Buradan hareketle fail; öldürmek fiilini yerine getirmek için silahını maktüle doğrultmuş ve ateşlemiş ise, adam öldürme suçu açısından (failin düşündüğü “mağdur”, esasen “maktül” olduğundan) “işlenemez suç” söz konusu olsa da, failin ateş ederek “korku, kaygı ve panik yaratacak tarzda silahla ateş etmek” suçu vuku bulabileceği gibi, silah ruhsatsız ise “6136 Sayılı Kanuna Muhalefet” suçu da oluşabilir ve bu suçların cezalandırılmasına bir engel yoktur. Başka bir ifade ile, amaçlanan suç açısından hareket elverişsiz yahut hareketin maddi konusu bulunmuyor olsa da, hareket amaçlanan suç dışında başka bir suçun vukuuna sebebiyet vermiş ise, amaçlanan suç dışındaki suçlardan ceza verilip verilmeyeceği tartışma dışıdır, cezalandırılır.

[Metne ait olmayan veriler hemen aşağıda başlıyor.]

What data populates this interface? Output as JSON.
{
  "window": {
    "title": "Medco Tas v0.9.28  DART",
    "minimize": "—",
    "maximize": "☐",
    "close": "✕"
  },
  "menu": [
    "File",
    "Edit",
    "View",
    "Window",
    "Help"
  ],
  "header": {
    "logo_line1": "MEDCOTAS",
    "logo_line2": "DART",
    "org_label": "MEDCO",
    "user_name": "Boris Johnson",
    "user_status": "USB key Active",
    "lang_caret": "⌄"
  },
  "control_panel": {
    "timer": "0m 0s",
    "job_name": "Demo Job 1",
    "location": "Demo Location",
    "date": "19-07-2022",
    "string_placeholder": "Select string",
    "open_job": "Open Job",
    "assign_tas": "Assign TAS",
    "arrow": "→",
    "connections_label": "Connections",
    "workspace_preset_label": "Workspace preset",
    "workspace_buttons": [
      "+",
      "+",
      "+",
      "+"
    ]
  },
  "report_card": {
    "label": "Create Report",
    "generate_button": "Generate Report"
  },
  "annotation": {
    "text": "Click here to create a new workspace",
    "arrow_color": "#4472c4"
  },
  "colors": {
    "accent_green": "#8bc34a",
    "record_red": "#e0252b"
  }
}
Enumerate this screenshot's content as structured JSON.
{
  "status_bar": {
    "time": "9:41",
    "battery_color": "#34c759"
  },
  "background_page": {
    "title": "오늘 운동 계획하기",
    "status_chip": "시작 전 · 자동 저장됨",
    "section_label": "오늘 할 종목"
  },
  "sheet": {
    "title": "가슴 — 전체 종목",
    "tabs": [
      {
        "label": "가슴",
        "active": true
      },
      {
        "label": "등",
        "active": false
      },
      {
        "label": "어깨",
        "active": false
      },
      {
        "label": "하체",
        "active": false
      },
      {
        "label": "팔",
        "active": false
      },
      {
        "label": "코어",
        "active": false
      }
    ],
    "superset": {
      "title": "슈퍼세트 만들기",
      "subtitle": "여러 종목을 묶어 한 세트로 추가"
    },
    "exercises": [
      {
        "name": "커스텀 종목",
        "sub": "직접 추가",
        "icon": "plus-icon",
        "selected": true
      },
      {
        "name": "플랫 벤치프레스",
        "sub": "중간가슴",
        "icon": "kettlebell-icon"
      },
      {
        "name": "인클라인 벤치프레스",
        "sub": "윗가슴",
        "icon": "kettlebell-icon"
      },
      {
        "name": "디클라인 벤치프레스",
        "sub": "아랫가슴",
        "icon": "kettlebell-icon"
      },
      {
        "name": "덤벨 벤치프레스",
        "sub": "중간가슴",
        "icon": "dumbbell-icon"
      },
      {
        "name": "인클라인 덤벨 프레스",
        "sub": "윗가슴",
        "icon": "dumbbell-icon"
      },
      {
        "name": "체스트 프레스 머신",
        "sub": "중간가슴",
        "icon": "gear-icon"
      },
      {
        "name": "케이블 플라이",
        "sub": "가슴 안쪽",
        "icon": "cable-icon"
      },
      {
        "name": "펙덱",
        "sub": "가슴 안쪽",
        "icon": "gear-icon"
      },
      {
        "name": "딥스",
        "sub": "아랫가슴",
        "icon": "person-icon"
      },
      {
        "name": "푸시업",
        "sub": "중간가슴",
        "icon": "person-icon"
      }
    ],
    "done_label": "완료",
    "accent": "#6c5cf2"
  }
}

Fail tarafından amaçlanan suçun; hareketin elverişsizliği yahut mevzuun yokluğu nedeniyle “işlenemez suç” içeresinde değerlendirilmesi durumunda cezalandırılması gerektiğini belirtenler, failin hareketi ile bir tehlike meydana getirdiğini, bu tehlikenin de cezalandırılması geretiğini öne sürmüşlerdir. Yine bu görüş taraftarlarının bazıları ise, işlenemez suçu teşebbüsün bir derecesi olarak değerlendirmişler ve yine cezalandırılması gerektiğini öne sürmüşlerdir.

ALACAKAPTAN da bu görüş taraftarı olup; “ önemli olan, işlenemez suç failinin, hiçbir şey yapmamış bir kimse gibi başıboş bırakılmamasıdır. Kendisine yerine göre ceza da, emniyet tedbiri de uygulanabilir... suç ile ceza arasında sıkı bir bağ olduğu, suç olmayan bir fiile ceza verilemeyeceği fikri doğru ise de, birçok yabancı kanunların yaptığını yapmak, işlenemez suç failini de belli sınırlar içinde cezalandırabilmek yetkisini hakime vermek suretiyle bu engel aşılabilir.”111 şeklinde görüşünü gerekçelendirmiştir.

ALACAKAPTAN bu beyanıyla, kural olarak suç olmayan yerde ceza olmayacağı kuralına bağlı kalarak, kural dahilinde “işlenemez suç” dahilindeki fiillerin cezalandırılmaması gerektiğini belirtmekte, ancak hakime “ceza verebilme” (zorunluluğu değil) yetkisi tanınarak, failin de başının boş bırakılmaması gerektiğini beyan etmektedir.

Diğer görüş ise, “işlenemez suç”un cezalandırılmamasını öngörmektedirler. Kanaatimizce de, işlenemez suçun cezalandırılmaması gerekmektedir.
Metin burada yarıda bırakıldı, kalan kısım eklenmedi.